Venture capitalists — the folks who place dollars in emerging companies — are finding a good amount of fresh capital of their own. Money to venture capital funds hit a post dot-com era high in 2016 as 328 funds raised $51.3 billion, surpassing the 2008 totals when 344 funds raised $47.5 billion, according to a new report Pitchbook released Thursday.
Meanwhile, private equity fundraising inched up by 2.6 percent in 2016, with 356 funds raising $268.5 billion.
As more money flows, the funds’ cash reserves, known in industry parlance as “dry powder,” is also increasing. Global “dry powder” hit a record high last year in both areas, with private equity recording $754 billion and venture capital posting $121.4 billion.
That could fuel more deal activity, especially in private equity markets.
“These vast reserves of capital will help to fuel PE deal flow this year and next,” Pitchbook wrote in its PE & VC Fundraising Report. “Despite the high multiples in the market, and subsequent difficulty managers are having penciling out returns, PE firms will be under pressure to deploy capital quickly. Given those lofty prices, however, as well as lower levels of leverage being used across the market, it will become harder to produce the returns to which many PE investors have become accustomed.”
As to the $121 billion in cash reserves in the venture capital ranks, Pitchbook notes that the record levels of “dry powder” “will certainly help support the capital needs of up and coming companies” even as investors “have become more stringent with their analysis before deploying capital.”
Continuing an ongoing trend, the big funds in private equity and venture capital just keep getting bigger.
Thirteen private equity funds raised a total of $103.1 billion last year, accounting for 38.4 percent of all commitments for private equity. For comparison, “mega-funds” accounted for just 30.7 percent of markets in 2015.
That trend was consistent in venture funds as well. According to the report, more VC funds closed on more than $100 million in commitments in 2016 than any year in the last decade, accounting for 90 percent of all venture capital fundraising. Twenty-eight of those funds were larger than $500 million. TCV IX, a venture capital firm, led the charge with a $2.5 billion closure.
“Over the past few years, we have seen deal sizes grow almost continuously, with median deal sizes at or near decade highs at every stage,” the report reads. “Companies have also stayed private longer, increasing the amount of capital needed for many to achieve an exit.”
Much of this growth has been abroad, as well. While private equity commitments were up globally, they fell by 8.9 percent in the United States last year. Canada, however, saw a 40.7 percent increase and Europe saw a 34.6 percent increase. But, Pitchbook notes in the report that increased globalization has made it harder to pinpoint private equity funds to a single region.

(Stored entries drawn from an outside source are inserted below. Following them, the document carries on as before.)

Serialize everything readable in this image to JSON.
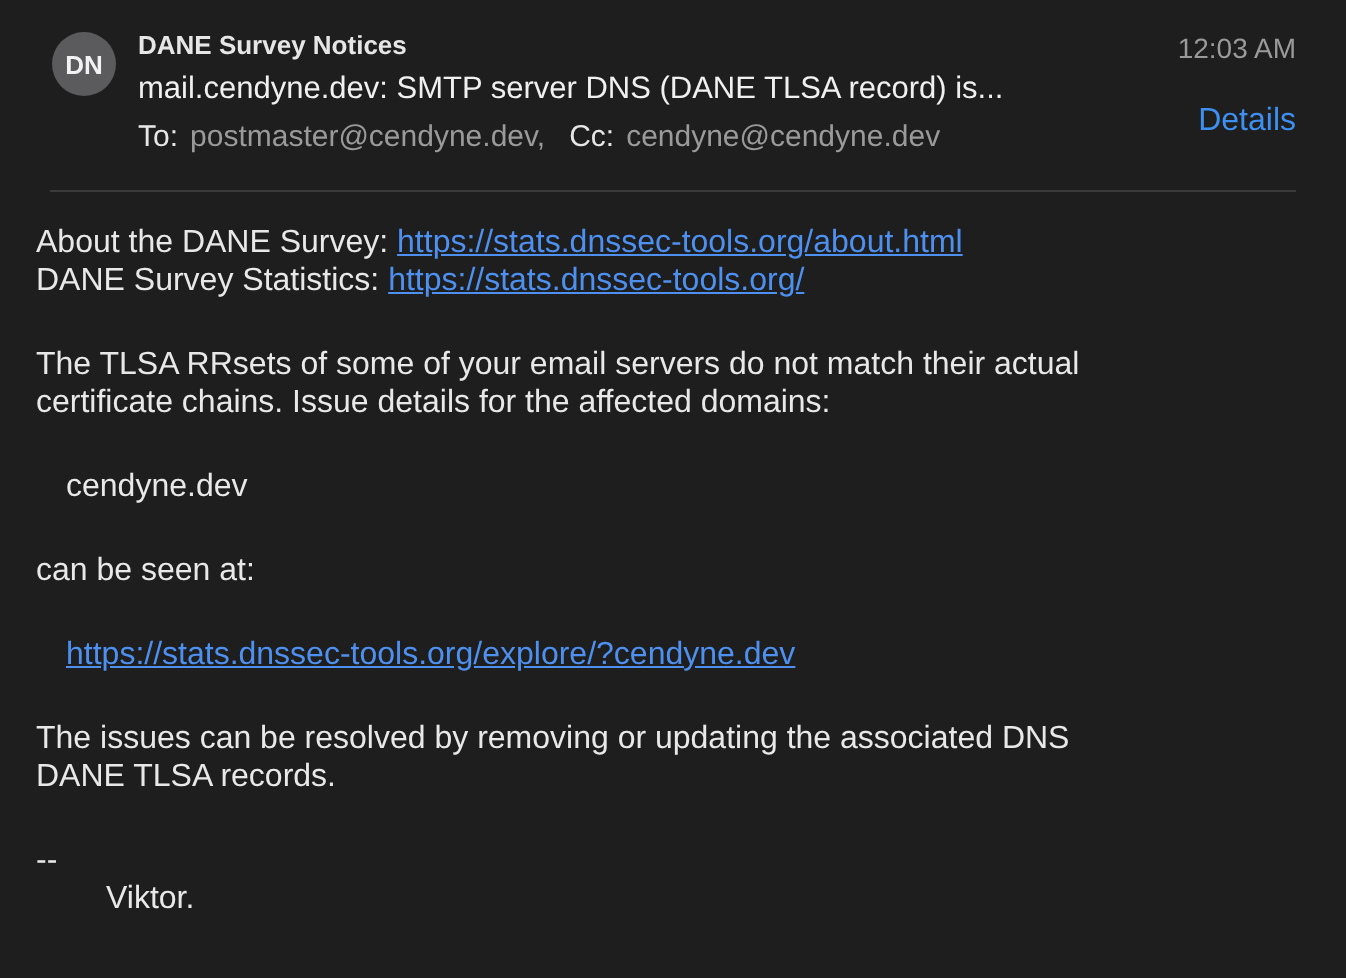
{
  "header": {
    "avatar": "DN",
    "sender": "DANE Survey Notices",
    "subject": "mail.cendyne.dev: SMTP server DNS (DANE TLSA record) is...",
    "time": "12:03 AM",
    "details": "Details",
    "to_label": "To:",
    "to": "postmaster@cendyne.dev,",
    "cc_label": "Cc:",
    "cc": "cendyne@cendyne.dev"
  },
  "body": [
    {
      "kind": "labeled_links",
      "lines": [
        {
          "label": "About the DANE Survey: ",
          "link": "https://stats.dnssec-tools.org/about.html"
        },
        {
          "label": "DANE Survey Statistics:",
          "link": "https://stats.dnssec-tools.org/"
        }
      ]
    },
    {
      "kind": "paragraph",
      "lines": [
        "The TLSA RRsets of some of your email servers do not match their actual",
        "certificate chains.  Issue details for the affected domains:"
      ]
    },
    {
      "kind": "indented",
      "text": "cendyne.dev"
    },
    {
      "kind": "paragraph",
      "lines": [
        "can be seen at:"
      ]
    },
    {
      "kind": "link",
      "text": "https://stats.dnssec-tools.org/explore/?cendyne.dev"
    },
    {
      "kind": "paragraph",
      "lines": [
        "The issues can be resolved by removing or updating the associated DNS",
        "DANE TLSA records."
      ]
    },
    {
      "kind": "signature",
      "dashes": "--",
      "name": "Viktor."
    }
  ]
}
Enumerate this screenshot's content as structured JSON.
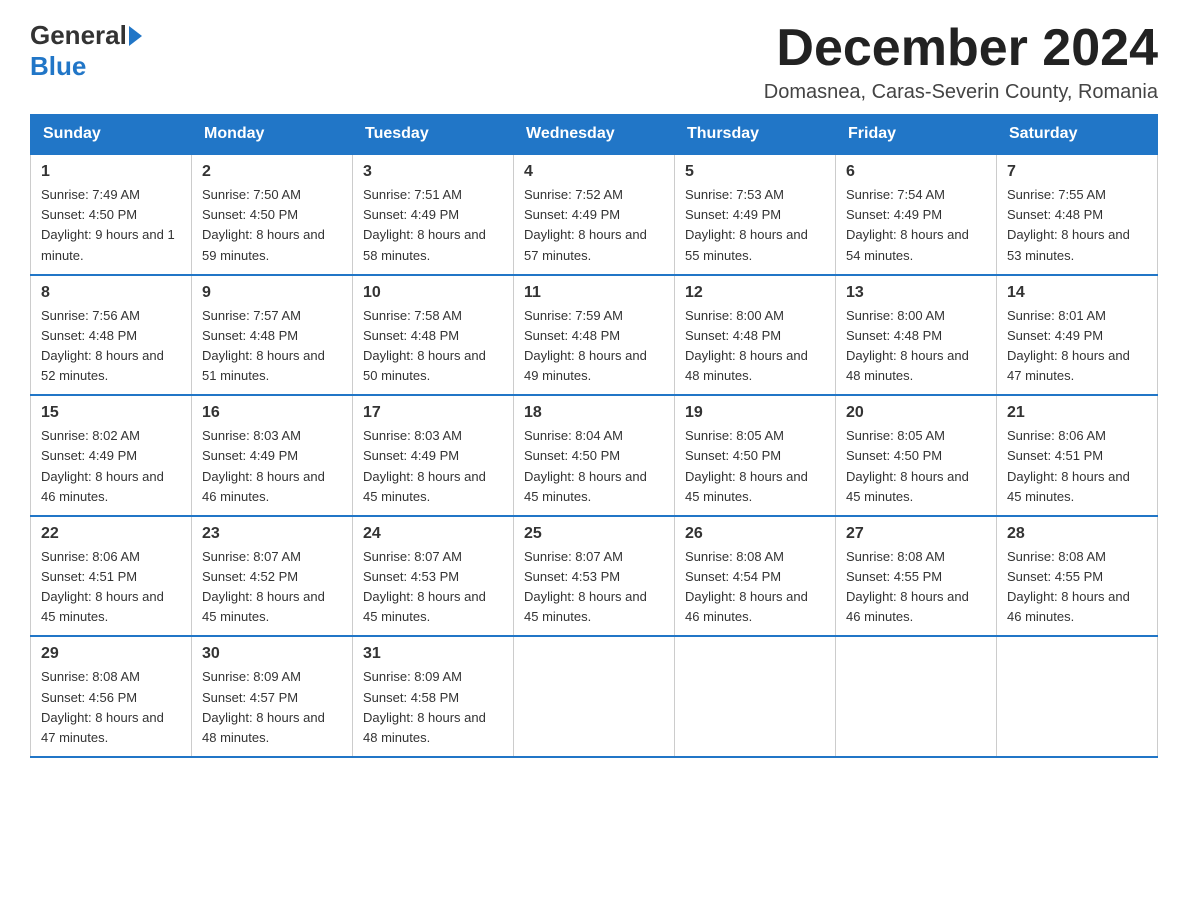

While 2016 saw record dollars in terms of cash flowing to venture capital funds, Pitchbook predicted this will likely slow going forward. With more money, investors can be more selective where they’re choosing to invest. Pitchbook wrote:
Investors have become more selective with the deals they pursue and thus, the pace capital is being deployed has slowed. The robust net cash flows LPs have seen in recent years have also started to taper off as we’ve seen VC-backed exits decline in recent quarters. Moving forward, the aforementioned factors will likely lead to a slower fundraising market, an outcome we view as healthy given the current state of the market.